2) Dahası küçük Öcalan’ın hamisi ABD, Türkiye’deki insan haklarına -azınlık meraklısı AB’den farklı olarak- Türk-Kürt ekseninde bakmıyor. ‘Türkiye Cumhuriyeti’nin her vatandaşının hakkı korunuyor mu?’ sorusuyla ilgileniyor, Kürtçülüğe AB kadar prim vermiyor.
* * *
Kürt siyasetinin yükselen yıldızı Leyla Zana, Kuzey Irak’ta değil Avrupa başkentlerinde dolaşıyor. Zana bir anlamda ikinci şansını kullanıyor. Üstelik bu kez 1991 seçimlerinde TBMM kürsüsünde düştüğü hatayı tekrarlamıyor.
Aslında Ankara, Avrupa Birliği ipine ısrarla sarıldıkça herkesin işi kolaylaşıyor:
Kürtler gevşiyor: Demokratik açılımlarla Güneydoğu’da gerginlik azalıyor. Silahlar susunca Leyla Zana gibi ılımlı isimlerin söylediklerine kulak veren sayısı artıyor.
AB izliyor: Avrupa, siyaset sahnesinde -özellikle Sosyalist ve Yeşiller- Leyla Zana’nın yeni çizgisiyle yoluna devamını AB reformlarının somut uygulama örneği sayıyor.
Kramp geçiyor: Ankara, AB üyelik müzakerelerine başlamış Türkiye’den koparak bağımsızlık ilanı hayaline kapılacak Kürt çıkmayacağı gerçeğiyle rahatlayıp kramplı politikasını bir yana bırakıyor.
* * *
Leyla Zana’nın Avrupalı ve Türk müttefikleri ortada... Muhtemel düşmanları da öyle...
Kandil komutanı Murat Karayılan, Zana’yı tehdit ediyor:
- Leyla artık şöhret olmuş. Onlar Kürt halkının davasına ihanet ediyorlar. Ben ve arkadaşlarım Kürt halkı adına onlara karşı dururuz. Leyla ileri giderse yapılacak tek şey kalır. Onun ne olduğunu hepimiz (infaz mı yoksa?) çok iyi biliyoruz.

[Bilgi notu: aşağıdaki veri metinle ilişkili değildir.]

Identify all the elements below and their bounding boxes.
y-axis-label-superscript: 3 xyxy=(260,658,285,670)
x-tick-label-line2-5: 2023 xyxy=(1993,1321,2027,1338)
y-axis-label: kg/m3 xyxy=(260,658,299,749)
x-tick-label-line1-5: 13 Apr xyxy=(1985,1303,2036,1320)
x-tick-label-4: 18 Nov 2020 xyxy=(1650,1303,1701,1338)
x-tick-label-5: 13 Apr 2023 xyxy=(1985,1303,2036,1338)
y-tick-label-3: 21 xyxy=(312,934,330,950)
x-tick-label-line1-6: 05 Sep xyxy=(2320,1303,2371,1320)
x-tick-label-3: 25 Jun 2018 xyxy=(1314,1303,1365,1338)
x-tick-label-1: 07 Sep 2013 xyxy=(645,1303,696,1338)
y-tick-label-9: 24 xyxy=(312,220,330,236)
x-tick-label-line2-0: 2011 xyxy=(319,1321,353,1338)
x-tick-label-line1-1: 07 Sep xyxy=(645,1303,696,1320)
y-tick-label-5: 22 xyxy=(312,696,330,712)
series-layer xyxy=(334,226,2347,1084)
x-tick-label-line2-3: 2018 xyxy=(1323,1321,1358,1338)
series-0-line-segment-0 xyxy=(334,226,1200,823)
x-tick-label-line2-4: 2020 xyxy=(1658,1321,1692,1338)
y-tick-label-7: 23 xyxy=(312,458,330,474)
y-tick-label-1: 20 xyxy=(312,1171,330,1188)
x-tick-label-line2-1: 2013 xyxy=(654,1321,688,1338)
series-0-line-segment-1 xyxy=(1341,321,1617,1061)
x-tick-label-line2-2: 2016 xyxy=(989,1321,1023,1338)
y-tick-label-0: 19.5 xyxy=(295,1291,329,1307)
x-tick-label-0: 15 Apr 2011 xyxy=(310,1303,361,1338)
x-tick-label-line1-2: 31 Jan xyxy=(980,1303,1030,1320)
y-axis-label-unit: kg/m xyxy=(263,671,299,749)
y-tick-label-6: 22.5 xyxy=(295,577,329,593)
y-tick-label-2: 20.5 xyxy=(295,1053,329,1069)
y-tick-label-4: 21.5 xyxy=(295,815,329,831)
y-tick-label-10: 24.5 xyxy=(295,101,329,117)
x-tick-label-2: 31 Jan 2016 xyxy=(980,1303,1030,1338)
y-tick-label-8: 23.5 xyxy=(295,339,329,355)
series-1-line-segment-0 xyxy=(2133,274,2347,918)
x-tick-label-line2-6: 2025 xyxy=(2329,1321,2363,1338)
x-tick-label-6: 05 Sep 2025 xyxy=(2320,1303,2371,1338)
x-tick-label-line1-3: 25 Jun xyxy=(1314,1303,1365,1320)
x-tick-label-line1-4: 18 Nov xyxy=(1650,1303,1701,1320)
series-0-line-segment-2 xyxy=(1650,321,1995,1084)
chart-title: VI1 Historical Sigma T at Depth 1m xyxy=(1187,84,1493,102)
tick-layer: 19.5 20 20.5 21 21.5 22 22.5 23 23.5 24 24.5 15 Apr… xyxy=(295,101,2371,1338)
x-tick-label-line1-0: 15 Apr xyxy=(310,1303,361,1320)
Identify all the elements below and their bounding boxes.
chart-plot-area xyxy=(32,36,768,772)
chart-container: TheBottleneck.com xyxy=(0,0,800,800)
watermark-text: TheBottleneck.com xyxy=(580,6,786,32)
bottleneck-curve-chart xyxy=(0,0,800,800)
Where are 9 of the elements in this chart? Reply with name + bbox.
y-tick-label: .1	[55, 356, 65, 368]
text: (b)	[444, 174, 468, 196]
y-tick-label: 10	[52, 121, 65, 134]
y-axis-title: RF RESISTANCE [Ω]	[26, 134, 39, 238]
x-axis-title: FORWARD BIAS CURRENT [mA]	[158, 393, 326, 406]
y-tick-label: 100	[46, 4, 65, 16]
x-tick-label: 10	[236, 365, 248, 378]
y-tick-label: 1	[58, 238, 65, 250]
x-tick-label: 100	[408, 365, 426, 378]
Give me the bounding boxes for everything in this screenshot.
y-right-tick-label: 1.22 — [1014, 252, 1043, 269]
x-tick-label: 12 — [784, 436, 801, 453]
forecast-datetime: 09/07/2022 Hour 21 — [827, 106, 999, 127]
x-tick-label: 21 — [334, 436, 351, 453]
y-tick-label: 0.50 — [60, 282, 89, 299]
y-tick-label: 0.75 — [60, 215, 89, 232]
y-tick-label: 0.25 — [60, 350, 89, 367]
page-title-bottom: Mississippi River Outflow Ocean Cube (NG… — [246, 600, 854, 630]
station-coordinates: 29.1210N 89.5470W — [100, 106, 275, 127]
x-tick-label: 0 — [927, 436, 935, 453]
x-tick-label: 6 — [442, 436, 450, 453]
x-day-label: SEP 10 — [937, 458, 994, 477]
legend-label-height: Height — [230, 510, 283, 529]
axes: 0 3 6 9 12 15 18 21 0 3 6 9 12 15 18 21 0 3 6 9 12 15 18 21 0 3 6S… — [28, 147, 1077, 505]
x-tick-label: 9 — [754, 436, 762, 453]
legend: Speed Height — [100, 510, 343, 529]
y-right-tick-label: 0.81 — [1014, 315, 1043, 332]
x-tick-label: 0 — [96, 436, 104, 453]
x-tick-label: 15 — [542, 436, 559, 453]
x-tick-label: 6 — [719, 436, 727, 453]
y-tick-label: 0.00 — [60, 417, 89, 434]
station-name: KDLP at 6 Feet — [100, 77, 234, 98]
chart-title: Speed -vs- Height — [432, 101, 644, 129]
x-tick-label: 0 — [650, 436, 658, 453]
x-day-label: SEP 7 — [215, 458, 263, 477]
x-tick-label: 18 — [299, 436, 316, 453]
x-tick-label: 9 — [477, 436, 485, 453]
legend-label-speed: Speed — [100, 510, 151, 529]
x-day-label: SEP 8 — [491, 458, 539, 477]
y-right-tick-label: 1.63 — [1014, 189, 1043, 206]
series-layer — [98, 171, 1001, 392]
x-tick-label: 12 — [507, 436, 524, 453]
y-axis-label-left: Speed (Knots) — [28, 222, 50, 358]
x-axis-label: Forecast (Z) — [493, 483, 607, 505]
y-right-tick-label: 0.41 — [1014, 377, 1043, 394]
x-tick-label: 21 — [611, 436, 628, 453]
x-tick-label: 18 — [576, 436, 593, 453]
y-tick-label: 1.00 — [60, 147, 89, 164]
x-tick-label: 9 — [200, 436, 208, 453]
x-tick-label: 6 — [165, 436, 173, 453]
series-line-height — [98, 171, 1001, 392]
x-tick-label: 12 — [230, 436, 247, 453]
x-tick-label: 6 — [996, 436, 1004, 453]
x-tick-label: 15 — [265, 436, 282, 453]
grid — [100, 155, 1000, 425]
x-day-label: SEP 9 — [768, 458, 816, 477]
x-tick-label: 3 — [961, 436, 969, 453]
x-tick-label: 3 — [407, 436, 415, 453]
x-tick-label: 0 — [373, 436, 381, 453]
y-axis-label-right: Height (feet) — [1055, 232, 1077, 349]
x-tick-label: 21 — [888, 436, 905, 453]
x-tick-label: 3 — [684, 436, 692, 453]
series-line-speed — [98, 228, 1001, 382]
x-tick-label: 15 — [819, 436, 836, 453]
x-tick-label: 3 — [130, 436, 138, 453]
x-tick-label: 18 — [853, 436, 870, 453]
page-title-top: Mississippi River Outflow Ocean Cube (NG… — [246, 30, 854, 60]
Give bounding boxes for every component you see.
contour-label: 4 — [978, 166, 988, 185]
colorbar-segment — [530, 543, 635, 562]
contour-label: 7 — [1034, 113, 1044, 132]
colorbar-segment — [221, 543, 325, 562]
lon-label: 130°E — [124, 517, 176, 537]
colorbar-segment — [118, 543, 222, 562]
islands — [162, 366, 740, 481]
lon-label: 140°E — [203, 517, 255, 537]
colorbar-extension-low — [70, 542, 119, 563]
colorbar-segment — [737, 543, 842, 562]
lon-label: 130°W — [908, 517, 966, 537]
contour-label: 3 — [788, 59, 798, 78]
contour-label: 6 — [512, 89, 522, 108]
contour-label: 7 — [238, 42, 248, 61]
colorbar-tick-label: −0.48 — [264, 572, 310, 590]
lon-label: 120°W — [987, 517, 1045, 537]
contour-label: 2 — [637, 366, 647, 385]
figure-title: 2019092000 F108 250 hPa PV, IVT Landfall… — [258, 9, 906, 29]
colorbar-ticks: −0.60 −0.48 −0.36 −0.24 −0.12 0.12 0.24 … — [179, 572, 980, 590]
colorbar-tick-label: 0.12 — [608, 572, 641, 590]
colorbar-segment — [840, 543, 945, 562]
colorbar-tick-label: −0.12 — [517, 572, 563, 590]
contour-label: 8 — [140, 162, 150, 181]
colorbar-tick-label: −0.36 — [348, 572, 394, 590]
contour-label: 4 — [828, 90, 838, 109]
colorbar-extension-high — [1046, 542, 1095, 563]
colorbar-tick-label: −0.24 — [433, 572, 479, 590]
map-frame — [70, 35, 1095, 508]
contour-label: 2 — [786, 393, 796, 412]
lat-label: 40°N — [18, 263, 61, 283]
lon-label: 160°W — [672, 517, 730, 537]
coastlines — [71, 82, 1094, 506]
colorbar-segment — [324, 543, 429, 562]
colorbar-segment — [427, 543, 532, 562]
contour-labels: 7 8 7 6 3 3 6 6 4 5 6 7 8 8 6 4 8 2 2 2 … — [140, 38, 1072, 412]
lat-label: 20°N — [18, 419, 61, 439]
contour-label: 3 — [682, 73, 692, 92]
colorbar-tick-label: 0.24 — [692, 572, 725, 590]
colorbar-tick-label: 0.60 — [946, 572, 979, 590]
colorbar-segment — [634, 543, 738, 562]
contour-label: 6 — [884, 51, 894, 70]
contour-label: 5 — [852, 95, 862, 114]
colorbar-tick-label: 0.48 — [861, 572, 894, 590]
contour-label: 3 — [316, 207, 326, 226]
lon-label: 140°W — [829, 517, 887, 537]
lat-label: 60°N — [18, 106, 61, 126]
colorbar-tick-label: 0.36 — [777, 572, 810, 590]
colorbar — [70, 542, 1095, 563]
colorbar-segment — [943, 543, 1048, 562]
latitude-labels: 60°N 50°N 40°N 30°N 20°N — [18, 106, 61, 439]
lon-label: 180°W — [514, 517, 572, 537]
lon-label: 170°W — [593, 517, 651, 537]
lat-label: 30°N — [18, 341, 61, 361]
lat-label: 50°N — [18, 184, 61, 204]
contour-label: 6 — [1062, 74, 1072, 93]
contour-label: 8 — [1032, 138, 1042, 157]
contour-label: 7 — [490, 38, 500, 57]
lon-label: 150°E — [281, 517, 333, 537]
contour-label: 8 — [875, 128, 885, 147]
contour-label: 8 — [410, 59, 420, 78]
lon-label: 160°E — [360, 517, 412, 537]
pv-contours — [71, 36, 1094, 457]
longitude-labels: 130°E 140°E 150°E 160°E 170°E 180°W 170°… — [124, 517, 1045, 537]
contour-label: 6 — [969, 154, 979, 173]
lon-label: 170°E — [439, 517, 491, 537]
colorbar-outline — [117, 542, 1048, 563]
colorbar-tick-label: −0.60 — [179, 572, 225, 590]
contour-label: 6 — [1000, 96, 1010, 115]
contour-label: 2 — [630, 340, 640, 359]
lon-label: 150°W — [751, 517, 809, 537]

İmralı mahkûmu, dağ kadrolarına savaş emrini Zana’nın serbest bırakılması ile eşzamanlı veriyor. Tesadüf mü, yoksa avukatlarına söylediği gibi, ‘Leyla eşittir Kürt sorunu’ denkleminden mi rahatsız? Galiba ikincisi... Çünkü Öcalan’ın Zana’ya mesajı da şantaj kokuyor:
- Leyla ile AB zirvesine kadar yazışmaya devam edeceğim. Diyalog için yeşil ışık yakılması gerekiyor. Aksi halde HPG’yi (örgütün silahlı kanadı) tutamam.
* * *
15 yıl önceki Leyla Zana, Şam’da mukim Abdullah Öcalan’a uydu... Tavrı ayrılıkçı demesek bile birleştirici sayılmazdı. Bugün Zana’nın da kıblesi tıpkı Ankara’daki siyasetçiler gibi Brüksel’dir. İman ettiği aşiret töresi değil Avrupa değerleridir. Hapisten çıktığında ‘Bu Zana AB’ye yakışır’ (13 Haziran 2004) dedik... Eksik söylemişiz, sadece AB değil Kürtler ve hatta belki de Türkler için yeni bir lider yetişiyor.